De repente todos somos um Voltaire horrorizado com o terramoto, maremoto e incêndio de Lisboa de 1775, o tal "castigo de Deus". Mas aqueles por lá não tinham a orgia do ouro, que segundo consta, se derreteu da talha dourada que todo o santo nobre e burguês teria na sua casa em Lisboa, na época, e que correu em regatos pelas ruas incandescentes, dividindo os esforços de salvamento para poder ser recolhido e levado para o único cadinho intacto após o desastre de Lisboa.
Estes não têm ouro a apanhar, nem destroços a valorizar para pagar reconstruções.

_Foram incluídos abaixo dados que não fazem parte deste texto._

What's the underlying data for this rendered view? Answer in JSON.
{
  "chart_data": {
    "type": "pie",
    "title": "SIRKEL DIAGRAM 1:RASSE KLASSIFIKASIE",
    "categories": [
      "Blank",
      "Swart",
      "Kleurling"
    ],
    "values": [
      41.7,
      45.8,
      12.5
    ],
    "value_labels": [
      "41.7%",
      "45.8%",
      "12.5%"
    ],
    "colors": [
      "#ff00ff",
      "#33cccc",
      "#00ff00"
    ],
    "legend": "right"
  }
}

A Durão Barroso elevou hoje a ajuda Europeia para 1500 milhões de euros.
Aos quais se acrescentam 1000 milhões de euros, numa linha de crédito gerida pelo Banco Europeu de Investimentos.
Onde andam os EUA, excepto pelas poucas centenas de marines e helicópteros, que calhavam estar por perto num porta-aviões?
O cowboy viu-se transformado em coiote?

Por cá, entra-se no novo ano numa divisão entre o prenúncio místico do "fim disto tudo", e mais uma vez, perde-se uma oportunidade de sensibilizações e reflexão metodológica para alterações estruturais e necessárias quer no planeamento e conservação de Lisboa, quer na protecção civil. Não queremos, mais dia menos dia, ser alvo desta caridade. Ou queremos?

Por muito que custe, este Dois Mil e Cinco, soa-me mais a Dois Milho e Bum.
Milho para os Pardais.
Bum para os de sempre.
Pê.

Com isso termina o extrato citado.